Overall, 5 patients (62.5%, 2 on imatinib and 3 on dasatinib) achieved partial or complete responses of scGVHD (24). The response rate for imatinib was 25% (2/8; 1 patient was able to discontinue TKI and all additional immunosuppressive treatments) and 60% for dasatinib (3/5; 3 patients were able to discontinue TKI and 2 all additional immunosuppressive treatments). Overall, 6 patients were alive at the last follow-up. a median of 86.5 months (range 36-103) after transplantation.

Discussion

In our series, the response rate (partial and/or complete responses) for severe scGVHD was 60% for dasatinib and 25% for imatinib. The most common adverse event related to imatinib that required treatment discontinuation was gastrointestinal intolerance. Olivieri et al (14) also reported toxicities occurring during the first three months of treatment. Baird et al (15) described the poor gastrointestinal tolerance of imatinib when administered at the doses of 200 mg or greater. Therefore, the high gastrointestinal toxicity associated to imatinib in our study could have been related to the higher dose administered.

On the other hand, dasatinib was very well tolerated in our series, with only a single case of grade 2 gastrointestinal intolerance. At scGVHD diagnosis, 6 patients had severe scoring attributable to multiple severe organ involvement. 3 of them had severe joint and range of motion limitation and severe cutaneous sclerotic features. According to NIH severity scores changes, the joint and fascia and the photographic range of motion scores showed complete response to dasatinib (24), however their skin NIH grading only decreased to a score of 2 on the NIH 0-3 point-scale (23), as residual superficial sclerotic features were still present at the last-follow-up. Thus, the global severity score just decreased from severe to moderate but patients’ range of motion normalized and their sclerosis, quality of life, and performance status significantly improved, enabling withdrawal of additional immunosuppressive treatments.

Our data suggest that dasatinib may be considerably better tolerated and a more effective therapeutic option than imatinib for patients with refractory scGVHD. Dasatinib was safer than imatinib, steroid-sparing, and had a low incidence of infectious complications. However, the administration of high doses of imatinib could have in part accounted for the high gastrointestinal toxicity. Therefore, lower doses of imatinib may be recommended.
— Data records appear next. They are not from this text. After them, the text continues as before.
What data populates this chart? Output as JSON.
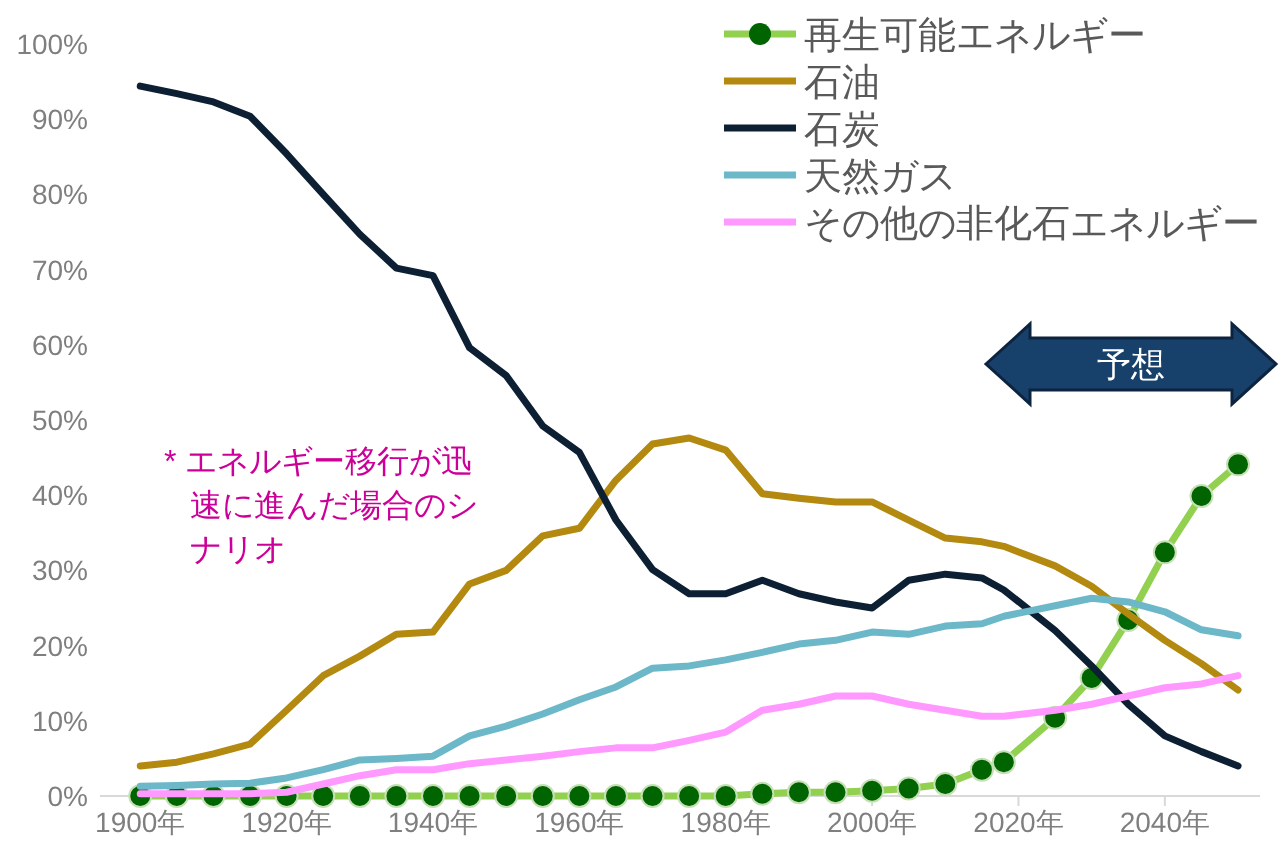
{
  "chart_data": {
    "type": "line",
    "x": [
      1900,
      1905,
      1910,
      1915,
      1920,
      1925,
      1930,
      1935,
      1940,
      1945,
      1950,
      1955,
      1960,
      1965,
      1970,
      1975,
      1980,
      1985,
      1990,
      1995,
      2000,
      2005,
      2010,
      2015,
      2018,
      2025,
      2030,
      2035,
      2040,
      2045,
      2050
    ],
    "series": [
      {
        "name": "再生可能エネルギー",
        "color": "#92d050",
        "marker": "circle",
        "values": [
          0,
          0,
          0,
          0,
          0,
          0,
          0,
          0,
          0,
          0,
          0,
          0,
          0,
          0,
          0,
          0,
          0,
          0.3,
          0.5,
          0.5,
          0.7,
          1.0,
          1.6,
          3.5,
          4.5,
          10.4,
          15.7,
          23.4,
          32.4,
          39.9,
          44.1
        ]
      },
      {
        "name": "石油",
        "color": "#b38a0f",
        "values": [
          4,
          4.5,
          5.6,
          6.9,
          11.4,
          16,
          18.6,
          21.5,
          21.8,
          28.2,
          30,
          34.6,
          35.6,
          42,
          46.8,
          47.6,
          46,
          40.2,
          39.6,
          39.1,
          39.1,
          36.7,
          34.3,
          33.8,
          33.2,
          30.6,
          27.9,
          24.2,
          20.7,
          17.6,
          14.1
        ]
      },
      {
        "name": "石炭",
        "color": "#0d1f33",
        "values": [
          94.4,
          93.4,
          92.3,
          90.4,
          85.4,
          80,
          74.7,
          70.2,
          69.2,
          59.6,
          55.9,
          49.2,
          45.7,
          36.7,
          30.1,
          26.9,
          26.9,
          28.7,
          26.9,
          25.8,
          25,
          28.7,
          29.5,
          29,
          27.4,
          22,
          17.3,
          12.2,
          8,
          5.9,
          4
        ]
      },
      {
        "name": "天然ガス",
        "color": "#6cb8c8",
        "values": [
          1.3,
          1.4,
          1.6,
          1.7,
          2.4,
          3.5,
          4.8,
          5,
          5.3,
          8,
          9.3,
          10.9,
          12.8,
          14.5,
          17,
          17.3,
          18.1,
          19.1,
          20.2,
          20.7,
          21.8,
          21.5,
          22.6,
          22.9,
          23.9,
          25.3,
          26.3,
          25.8,
          24.5,
          22.1,
          21.3
        ]
      },
      {
        "name": "その他の非化石エネルギー",
        "color": "#ff99ff",
        "values": [
          0.3,
          0.3,
          0.3,
          0.3,
          0.5,
          1.6,
          2.7,
          3.5,
          3.5,
          4.3,
          4.8,
          5.3,
          5.9,
          6.4,
          6.4,
          7.4,
          8.5,
          11.4,
          12.2,
          13.3,
          13.3,
          12.2,
          11.4,
          10.6,
          10.6,
          11.4,
          12.2,
          13.3,
          14.4,
          14.9,
          16
        ]
      }
    ],
    "xlim": [
      1894.5,
      2053
    ],
    "xticks": [
      {
        "value": 1900,
        "label": "1900年"
      },
      {
        "value": 1920,
        "label": "1920年"
      },
      {
        "value": 1940,
        "label": "1940年"
      },
      {
        "value": 1960,
        "label": "1960年"
      },
      {
        "value": 1980,
        "label": "1980年"
      },
      {
        "value": 2000,
        "label": "2000年"
      },
      {
        "value": 2020,
        "label": "2020年"
      },
      {
        "value": 2040,
        "label": "2040年"
      }
    ],
    "ylim": [
      0,
      100
    ],
    "yticks": [
      {
        "value": 0,
        "label": "0%"
      },
      {
        "value": 10,
        "label": "10%"
      },
      {
        "value": 20,
        "label": "20%"
      },
      {
        "value": 30,
        "label": "30%"
      },
      {
        "value": 40,
        "label": "40%"
      },
      {
        "value": 50,
        "label": "50%"
      },
      {
        "value": 60,
        "label": "60%"
      },
      {
        "value": 70,
        "label": "70%"
      },
      {
        "value": 80,
        "label": "80%"
      },
      {
        "value": 90,
        "label": "90%"
      },
      {
        "value": 100,
        "label": "100%"
      }
    ],
    "annotations": [
      "* エネルギー移行が迅速に進んだ場合のシナリオ",
      "予想"
    ],
    "grid": false,
    "legend": "top right",
    "line_style": "solid"
  }
}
ScGVHD is often refractory to standard immunosuppressive treatments and remains a significant problem for many long-term survivors. First and second generation TKI target fibrotic signaling pathways that cause organ fibrosis, representing a potential valuable salvage therapy for patients with refractory scGVHD. Advantages of TKI treatment include a well-established safety profile, an easy management of drug interactions, and an oral route of administration, a feature considerably important for patients’ and their quality of life. Treatment of scGVHD with antifibrotic drugs that block the kinase fibrotic pathway may be a safe and effective therapeutic option. However, the small number of patients in our series is a significant limitation, and many additional issues remain unexplained, such as the pathophysiology of scGVHD and the factors predicting the successful use of TKI in this setting. This is emphasized in an interesting case report by Pulanic et al (25), where an allogeneic stem cell transplant recipient developed severe scGVHD while on dasatinib treatment due to persistence of residual chronic myeloid leukemia after transplant. Further larger studies and clinical trials are warranted to determine appropriate patient selection, optimal doses, and duration of therapy for immunosuppressed patients.